Excessive ambition often mars resolutions
Published 10:16 am Monday, January 2, 2012
The great failure of New Years resolutions, we have all noticed, is a predictable failure to follow through. A subtle version of this is to over-reach, to be overly ambitious so as to reach beyond what is reasonable to expect. Ambition is praised as a great American virtue urged upon everyone, but many lives have been ruined by ambition that has misled. Beware of how far you allow ambition to drive you and make right choices before its point of no return.
The Chelsea Hotel on Manhattan’s West 23d Street has been almost the default residence of New York’s ambitious writers, artists, and assorted low-lives. It has been a place in which to perch to exercise such ambition, but more ambitions were lost there as were realized.
Dylan Thomas fell into a fatal, whiskey-induced coma. William Burroughs wrote Naked Lunch there. So, too, did Jack Kerouac work On the Road in one of its apartments. Leonard Cohen had his famous romp in one of its beds with Janis Joplin. These names we know; the others we never heard.
Writing insightfully in The New York Times, Jeff Giles observes in the Chelsea what is so sorrowful is “all the young and old hopefuls who have just enough ambition to push their lives past the point of no return.”
What Giles observes in New York I recognize everywhere. Ambitious artists sustain enough ambition to make it to an entry level, but no further. They publish a novel that earns only the advance, land a bit part in an off-Broadway show, or get exhibited on consignment. Such ambition motivates more than artists, however. Others become a clerk in a Wall Street brokerage firm, play minor league ball, or get a civil service protected professional job. They never blossom, only rot.
They had grown up with weak or no competition and it spoiled them. They wrote better than anyone in their hometowns, always got the lead in high school plays, and aunts loved their drawings. They alone understood the market, were always first string, and smart enough to graduate from college. Of course voted most likely to succeed, the voters knew nothing of the seductive, destructive power of ambition.
Excited and even deluded by ambition, they fled home for some Big Apple. Impatiently big in the small puddle, they jumped ambitiously into an ocean of impossible competition, struggling just to keep their heads above water.

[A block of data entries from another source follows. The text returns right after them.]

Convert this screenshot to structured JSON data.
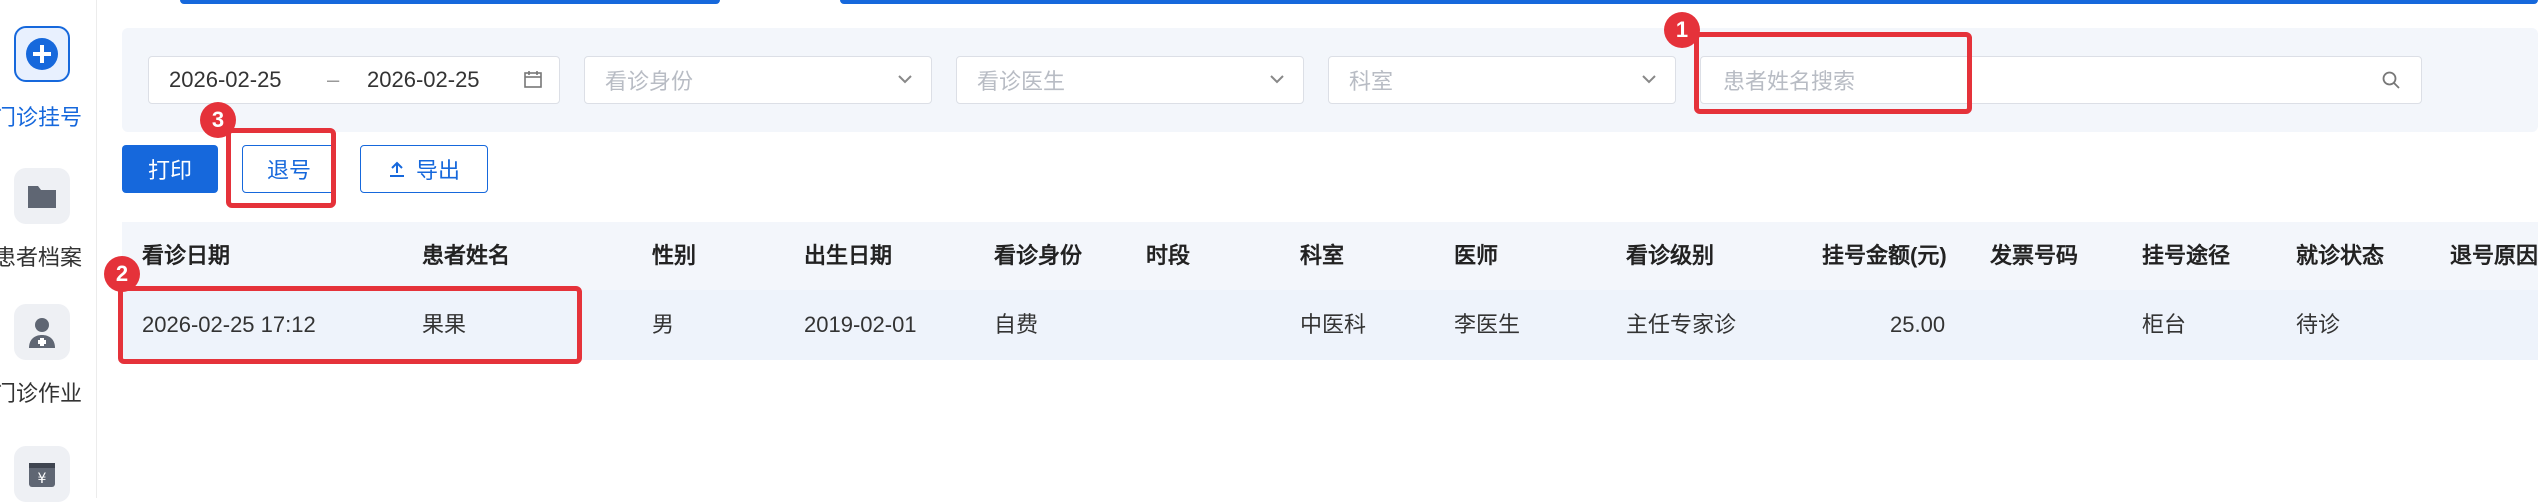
{
  "sidebar": {
    "items": [
      {
        "label": "门诊挂号",
        "icon": "plus-circle-icon",
        "active": true
      },
      {
        "label": "患者档案",
        "icon": "folder-icon",
        "active": false
      },
      {
        "label": "门诊作业",
        "icon": "doctor-icon",
        "active": false
      },
      {
        "label": "",
        "icon": "yen-icon",
        "active": false
      }
    ]
  },
  "filters": {
    "date_start": "2026-02-25",
    "date_sep": "–",
    "date_end": "2026-02-25",
    "visit_identity_placeholder": "看诊身份",
    "doctor_placeholder": "看诊医生",
    "department_placeholder": "科室",
    "search_placeholder": "患者姓名搜索"
  },
  "toolbar": {
    "print_label": "打印",
    "refund_label": "退号",
    "export_label": "导出"
  },
  "table": {
    "headers": [
      "看诊日期",
      "患者姓名",
      "性别",
      "出生日期",
      "看诊身份",
      "时段",
      "科室",
      "医师",
      "看诊级别",
      "挂号金额(元)",
      "发票号码",
      "挂号途径",
      "就诊状态",
      "退号原因"
    ],
    "rows": [
      [
        "2026-02-25 17:12",
        "果果",
        "男",
        "2019-02-01",
        "自费",
        "",
        "中医科",
        "李医生",
        "主任专家诊",
        "25.00",
        "",
        "柜台",
        "待诊",
        ""
      ]
    ]
  },
  "annotations": [
    "1",
    "2",
    "3"
  ],
  "colors": {
    "accent": "#1668dc",
    "highlight": "#e5323a",
    "panel": "#f3f6fb"
  }
}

If you just work hard enough, they’ve heard, you can be anything you want to be. Their ambition pushed them, but ambition eventually wore out far short of the top. They are good, but not good enough. Bridges burned behind them, they can’t go home again. They had declared themselves better than their contemporaries (often are), but they have too much personal capital invested in their ambition to cash it in at a loss. They consider themselves too good for home, but they are not good enough for the world.
These television talent competitions in which amateurs are incrementally eliminated seem harsh, largely because no one had ever been honest enough to tell them they’re awful. Self-delusions are more narcotic than drugs.
Encouraging youth to “bigger and better things” is well meant, but it takes risks. Sometimes ambitious kids need to be cautioned, “Honey, are you sure you know what you’re getting yourself into?” Someone, sometime needs to lay it on the line: “Kid, you just don’t have what it takes.” I respect the wish to save feelings, but I think it’s more important to save lives. Teachers, parents, and friends sometimes need to force youths to face reality.
Remember the aphorism: Have fun, but don’t quit your day job.
A singer who is mediocre as a professional could remain home and spend a lifetime pleasing friends and enjoying their admiration. But once having tasted the big time, no appetite remains for what once satisfied. We each need to decide what is of ultimate importance and make our choices.
As ambition pushes a person further from home base, it addition to celebrating how far he has come he needs to estimate how far there is yet to go. There is a point of no return, and an intelligent, realistic decision needs to be made before passing it.